I’m a sucker for a happy ending. Unfortunately, some of my favorite literary characters don’t get that happy ending, whether it’s because they themselves are heartbreakers or because the story they have been written into is literally heartbreaking (sometimes, it’s a little bit of both). But whether it’s the character or the author that breaks our heart, we have to admit they are impossible to forget.
Here are five heartbreakers and five heartbreaking stories that we can’t seem to quit.
George Wickham from Jane Austen’s Pride and Prejudice—He may have all the appearance of goodness, but looks can be deceiving.
Rhett Butler from Margaret Mitchell’s Gone with the Wind—Heartbreaker or heartbroken? He may be a little of both, but he don’t give a damn.
Hamlet from William Shakespeare’s Hamlet—His intentions may be noble, but his actions will drive you mad.
John Willoughby from Jane Austen’s Sense and Sensibility—Trapped by that age-old question: for love or money? He chose poorly.

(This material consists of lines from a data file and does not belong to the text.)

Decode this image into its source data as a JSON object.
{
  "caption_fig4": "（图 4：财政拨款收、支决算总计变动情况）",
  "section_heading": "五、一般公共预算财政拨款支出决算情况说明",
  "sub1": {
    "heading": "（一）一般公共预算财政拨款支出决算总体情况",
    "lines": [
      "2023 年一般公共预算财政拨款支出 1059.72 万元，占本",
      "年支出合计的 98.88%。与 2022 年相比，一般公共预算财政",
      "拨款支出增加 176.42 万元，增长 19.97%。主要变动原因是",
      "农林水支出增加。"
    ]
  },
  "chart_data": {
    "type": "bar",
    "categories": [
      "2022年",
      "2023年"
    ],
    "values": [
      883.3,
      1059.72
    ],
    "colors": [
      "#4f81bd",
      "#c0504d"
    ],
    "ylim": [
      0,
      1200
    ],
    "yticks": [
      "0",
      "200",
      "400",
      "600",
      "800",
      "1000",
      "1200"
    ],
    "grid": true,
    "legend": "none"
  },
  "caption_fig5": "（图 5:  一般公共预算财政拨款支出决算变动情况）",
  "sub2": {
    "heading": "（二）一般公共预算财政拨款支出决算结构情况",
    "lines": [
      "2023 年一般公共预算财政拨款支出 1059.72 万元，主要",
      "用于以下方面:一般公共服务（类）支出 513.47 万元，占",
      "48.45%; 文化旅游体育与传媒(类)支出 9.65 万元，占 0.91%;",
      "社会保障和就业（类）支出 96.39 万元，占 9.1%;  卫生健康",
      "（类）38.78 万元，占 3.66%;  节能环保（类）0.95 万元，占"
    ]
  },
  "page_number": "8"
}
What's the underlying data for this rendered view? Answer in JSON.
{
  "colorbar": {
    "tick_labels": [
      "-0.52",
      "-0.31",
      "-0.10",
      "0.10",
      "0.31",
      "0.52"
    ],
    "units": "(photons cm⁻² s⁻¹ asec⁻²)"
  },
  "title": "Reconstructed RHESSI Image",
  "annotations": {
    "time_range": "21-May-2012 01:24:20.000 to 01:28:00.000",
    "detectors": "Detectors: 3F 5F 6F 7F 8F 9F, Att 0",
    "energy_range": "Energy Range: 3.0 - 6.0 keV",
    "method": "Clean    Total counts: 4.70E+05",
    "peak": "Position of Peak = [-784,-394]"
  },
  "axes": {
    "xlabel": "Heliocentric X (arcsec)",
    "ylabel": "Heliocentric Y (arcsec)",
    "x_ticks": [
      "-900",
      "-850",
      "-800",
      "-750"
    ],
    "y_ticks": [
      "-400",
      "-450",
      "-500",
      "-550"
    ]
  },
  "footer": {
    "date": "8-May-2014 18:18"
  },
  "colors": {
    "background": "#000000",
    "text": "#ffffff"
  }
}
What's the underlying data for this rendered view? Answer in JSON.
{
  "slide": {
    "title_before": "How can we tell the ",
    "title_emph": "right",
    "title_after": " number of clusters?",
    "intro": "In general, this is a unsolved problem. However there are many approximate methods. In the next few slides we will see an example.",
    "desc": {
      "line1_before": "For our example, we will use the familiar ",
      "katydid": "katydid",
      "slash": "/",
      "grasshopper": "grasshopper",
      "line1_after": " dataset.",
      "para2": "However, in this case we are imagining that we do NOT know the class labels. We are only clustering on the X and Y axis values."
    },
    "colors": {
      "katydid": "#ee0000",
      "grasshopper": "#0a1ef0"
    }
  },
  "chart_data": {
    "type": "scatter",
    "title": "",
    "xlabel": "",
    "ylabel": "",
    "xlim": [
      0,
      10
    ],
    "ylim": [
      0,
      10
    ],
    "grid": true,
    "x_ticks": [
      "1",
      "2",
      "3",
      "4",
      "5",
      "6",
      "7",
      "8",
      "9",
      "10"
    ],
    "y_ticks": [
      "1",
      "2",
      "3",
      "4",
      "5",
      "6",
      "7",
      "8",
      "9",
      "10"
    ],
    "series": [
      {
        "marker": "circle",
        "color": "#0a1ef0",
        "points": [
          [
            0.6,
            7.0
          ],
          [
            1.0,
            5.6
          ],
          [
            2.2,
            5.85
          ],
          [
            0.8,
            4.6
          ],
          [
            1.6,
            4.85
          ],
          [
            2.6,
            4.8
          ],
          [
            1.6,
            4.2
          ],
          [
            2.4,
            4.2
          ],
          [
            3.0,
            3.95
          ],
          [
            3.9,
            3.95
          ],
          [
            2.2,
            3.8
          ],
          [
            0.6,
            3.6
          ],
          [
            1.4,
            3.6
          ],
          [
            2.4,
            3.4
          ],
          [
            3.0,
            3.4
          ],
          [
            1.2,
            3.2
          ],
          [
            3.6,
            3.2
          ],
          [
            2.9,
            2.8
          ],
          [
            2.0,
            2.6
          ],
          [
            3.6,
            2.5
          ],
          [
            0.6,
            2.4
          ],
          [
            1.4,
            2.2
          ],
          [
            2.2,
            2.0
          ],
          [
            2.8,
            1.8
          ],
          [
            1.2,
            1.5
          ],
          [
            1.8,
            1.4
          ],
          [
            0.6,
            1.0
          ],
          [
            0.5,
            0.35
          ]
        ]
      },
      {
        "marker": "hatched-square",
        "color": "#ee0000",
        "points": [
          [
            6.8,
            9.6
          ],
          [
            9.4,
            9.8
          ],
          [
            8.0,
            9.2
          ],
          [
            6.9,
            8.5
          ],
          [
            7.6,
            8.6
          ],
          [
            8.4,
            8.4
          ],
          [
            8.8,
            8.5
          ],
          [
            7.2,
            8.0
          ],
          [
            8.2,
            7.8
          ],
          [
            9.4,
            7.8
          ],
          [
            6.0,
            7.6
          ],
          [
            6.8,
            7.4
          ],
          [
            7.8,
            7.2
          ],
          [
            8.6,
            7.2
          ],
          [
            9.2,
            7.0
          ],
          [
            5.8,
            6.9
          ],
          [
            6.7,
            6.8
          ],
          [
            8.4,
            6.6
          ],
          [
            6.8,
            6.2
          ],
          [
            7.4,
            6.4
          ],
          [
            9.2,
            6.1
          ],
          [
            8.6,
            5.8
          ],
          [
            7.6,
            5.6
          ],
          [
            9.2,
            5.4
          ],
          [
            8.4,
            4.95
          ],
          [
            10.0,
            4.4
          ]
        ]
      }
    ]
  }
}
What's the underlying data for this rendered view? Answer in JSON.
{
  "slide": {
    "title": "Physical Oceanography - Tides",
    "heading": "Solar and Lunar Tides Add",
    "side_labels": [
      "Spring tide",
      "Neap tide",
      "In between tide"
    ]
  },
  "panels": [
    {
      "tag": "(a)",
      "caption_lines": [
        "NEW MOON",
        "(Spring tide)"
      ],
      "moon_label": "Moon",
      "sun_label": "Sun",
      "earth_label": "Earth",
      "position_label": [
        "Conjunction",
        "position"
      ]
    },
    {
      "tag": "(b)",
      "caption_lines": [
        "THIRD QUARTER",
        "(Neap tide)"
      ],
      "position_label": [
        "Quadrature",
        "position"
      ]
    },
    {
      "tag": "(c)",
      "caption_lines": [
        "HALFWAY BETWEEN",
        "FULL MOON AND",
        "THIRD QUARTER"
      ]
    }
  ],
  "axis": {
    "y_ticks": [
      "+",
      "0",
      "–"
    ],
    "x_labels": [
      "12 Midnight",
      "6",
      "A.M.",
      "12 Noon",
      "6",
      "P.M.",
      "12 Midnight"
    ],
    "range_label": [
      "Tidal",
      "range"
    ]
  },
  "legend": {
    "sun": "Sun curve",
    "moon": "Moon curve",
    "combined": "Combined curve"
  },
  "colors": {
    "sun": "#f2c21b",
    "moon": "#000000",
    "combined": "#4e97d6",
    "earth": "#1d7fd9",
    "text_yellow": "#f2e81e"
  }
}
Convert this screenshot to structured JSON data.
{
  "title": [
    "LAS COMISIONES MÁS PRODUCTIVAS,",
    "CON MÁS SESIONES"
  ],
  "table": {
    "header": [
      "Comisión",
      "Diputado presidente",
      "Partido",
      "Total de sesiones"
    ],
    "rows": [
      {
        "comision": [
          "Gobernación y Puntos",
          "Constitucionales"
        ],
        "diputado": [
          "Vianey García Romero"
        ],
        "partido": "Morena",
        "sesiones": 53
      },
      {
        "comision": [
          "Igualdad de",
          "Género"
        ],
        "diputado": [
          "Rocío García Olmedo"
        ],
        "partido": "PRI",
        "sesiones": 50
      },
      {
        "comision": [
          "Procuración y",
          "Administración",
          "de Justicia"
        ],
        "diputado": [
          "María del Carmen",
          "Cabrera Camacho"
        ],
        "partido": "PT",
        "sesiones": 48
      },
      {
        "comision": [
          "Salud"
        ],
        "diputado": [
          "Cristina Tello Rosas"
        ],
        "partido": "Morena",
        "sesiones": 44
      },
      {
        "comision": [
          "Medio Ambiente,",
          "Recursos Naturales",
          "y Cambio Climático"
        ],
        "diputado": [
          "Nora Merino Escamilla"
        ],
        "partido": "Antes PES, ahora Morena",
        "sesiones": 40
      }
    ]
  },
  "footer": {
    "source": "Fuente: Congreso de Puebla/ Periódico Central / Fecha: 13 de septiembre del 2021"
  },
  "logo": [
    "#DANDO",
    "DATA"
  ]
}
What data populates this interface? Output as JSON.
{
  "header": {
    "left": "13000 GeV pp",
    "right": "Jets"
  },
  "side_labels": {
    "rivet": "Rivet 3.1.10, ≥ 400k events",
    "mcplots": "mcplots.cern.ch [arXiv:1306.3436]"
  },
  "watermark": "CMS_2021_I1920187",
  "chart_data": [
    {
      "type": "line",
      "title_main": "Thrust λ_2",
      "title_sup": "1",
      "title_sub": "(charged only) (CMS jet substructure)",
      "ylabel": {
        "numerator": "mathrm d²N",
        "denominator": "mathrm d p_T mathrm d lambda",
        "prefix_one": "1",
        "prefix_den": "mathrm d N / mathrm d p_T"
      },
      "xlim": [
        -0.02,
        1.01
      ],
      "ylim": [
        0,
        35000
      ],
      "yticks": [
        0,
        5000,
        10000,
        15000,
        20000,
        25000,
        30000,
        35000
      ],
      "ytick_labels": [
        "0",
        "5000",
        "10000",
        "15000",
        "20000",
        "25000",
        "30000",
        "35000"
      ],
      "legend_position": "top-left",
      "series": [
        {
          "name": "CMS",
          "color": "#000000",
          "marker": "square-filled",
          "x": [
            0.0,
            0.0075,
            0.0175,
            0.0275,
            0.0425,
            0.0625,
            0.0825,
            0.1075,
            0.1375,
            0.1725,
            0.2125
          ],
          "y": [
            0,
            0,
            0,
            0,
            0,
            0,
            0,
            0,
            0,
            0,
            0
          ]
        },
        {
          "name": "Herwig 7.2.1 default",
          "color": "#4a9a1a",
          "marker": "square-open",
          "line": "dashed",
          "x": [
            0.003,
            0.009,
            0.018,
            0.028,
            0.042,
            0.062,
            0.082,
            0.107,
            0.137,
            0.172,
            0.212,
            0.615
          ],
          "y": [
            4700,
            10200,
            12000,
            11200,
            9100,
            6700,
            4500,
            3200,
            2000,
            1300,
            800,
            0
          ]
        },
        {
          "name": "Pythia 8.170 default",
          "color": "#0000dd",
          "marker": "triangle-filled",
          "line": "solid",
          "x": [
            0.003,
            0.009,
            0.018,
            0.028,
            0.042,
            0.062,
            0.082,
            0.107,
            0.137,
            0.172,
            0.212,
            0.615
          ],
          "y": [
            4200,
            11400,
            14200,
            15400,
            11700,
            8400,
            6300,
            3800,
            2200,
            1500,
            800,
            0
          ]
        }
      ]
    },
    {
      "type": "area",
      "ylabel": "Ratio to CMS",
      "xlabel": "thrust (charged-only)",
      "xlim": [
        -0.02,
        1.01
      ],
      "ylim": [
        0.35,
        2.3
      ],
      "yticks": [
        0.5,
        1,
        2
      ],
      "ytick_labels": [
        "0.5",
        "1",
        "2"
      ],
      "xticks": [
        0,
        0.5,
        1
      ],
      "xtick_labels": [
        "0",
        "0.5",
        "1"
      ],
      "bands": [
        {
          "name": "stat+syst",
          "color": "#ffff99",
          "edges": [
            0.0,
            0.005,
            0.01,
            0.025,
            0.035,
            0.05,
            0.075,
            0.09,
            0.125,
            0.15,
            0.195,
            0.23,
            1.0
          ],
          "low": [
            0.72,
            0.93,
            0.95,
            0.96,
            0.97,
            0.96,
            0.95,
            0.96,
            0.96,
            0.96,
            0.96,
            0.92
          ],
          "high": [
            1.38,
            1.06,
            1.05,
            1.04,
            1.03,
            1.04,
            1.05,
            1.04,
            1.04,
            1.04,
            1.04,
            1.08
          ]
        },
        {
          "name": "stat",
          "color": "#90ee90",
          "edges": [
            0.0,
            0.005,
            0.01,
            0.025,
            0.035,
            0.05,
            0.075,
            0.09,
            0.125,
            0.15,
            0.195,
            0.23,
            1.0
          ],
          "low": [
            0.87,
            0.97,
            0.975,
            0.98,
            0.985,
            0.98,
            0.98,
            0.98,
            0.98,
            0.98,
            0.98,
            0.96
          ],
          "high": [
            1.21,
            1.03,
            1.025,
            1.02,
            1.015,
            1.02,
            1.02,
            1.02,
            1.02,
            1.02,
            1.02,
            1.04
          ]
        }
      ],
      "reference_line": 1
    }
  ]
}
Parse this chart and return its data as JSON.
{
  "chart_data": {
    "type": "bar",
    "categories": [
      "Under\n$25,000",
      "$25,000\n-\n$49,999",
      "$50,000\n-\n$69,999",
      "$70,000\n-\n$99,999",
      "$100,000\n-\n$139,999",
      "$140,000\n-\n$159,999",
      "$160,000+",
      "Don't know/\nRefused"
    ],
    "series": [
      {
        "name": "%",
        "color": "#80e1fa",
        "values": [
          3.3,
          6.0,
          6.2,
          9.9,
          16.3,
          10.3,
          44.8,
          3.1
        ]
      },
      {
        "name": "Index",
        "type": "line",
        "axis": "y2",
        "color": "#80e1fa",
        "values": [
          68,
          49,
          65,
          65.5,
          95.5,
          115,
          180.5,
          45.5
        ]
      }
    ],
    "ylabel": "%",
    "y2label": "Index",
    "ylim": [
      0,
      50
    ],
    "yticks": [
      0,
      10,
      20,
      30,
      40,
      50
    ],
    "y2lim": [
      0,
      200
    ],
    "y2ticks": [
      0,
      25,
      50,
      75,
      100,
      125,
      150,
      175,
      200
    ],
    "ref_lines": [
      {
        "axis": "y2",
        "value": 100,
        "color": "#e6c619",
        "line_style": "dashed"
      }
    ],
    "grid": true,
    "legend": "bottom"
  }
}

Dorian Gray from Oscar Wilde’s The Portrait of Dorian Gray—Forget Sybil and Basil; he literally stabs himself in the heart.
Romeo and Juliet, by William Shakespeare—I blame the friar.
A Tale of Two Cities, by Charles Dickens—Well, that’s one way to solve a love triangle.
Never Let Me Go, by Kazuo Ishiguro—Raising children to be organ donors? There was no way this story was going to end well.
The Fault in our Stars, by John Green—Okay. (sniff sniff)
Me Before You, by Jojo Moyes—Please tell me the sequel has a happy ending. I’m scared to read it.
Oscar Wilde said “the heart was made to be broken,” but I think I’m going to hop over to our 10 Heartthrobs of Literature blog before I start crying. I could use a good Fitzwilliam Darcy or Edward Rochester fix after all this heartbreak.
So, What heartbreakers or heartbreaking love stories are your favorites?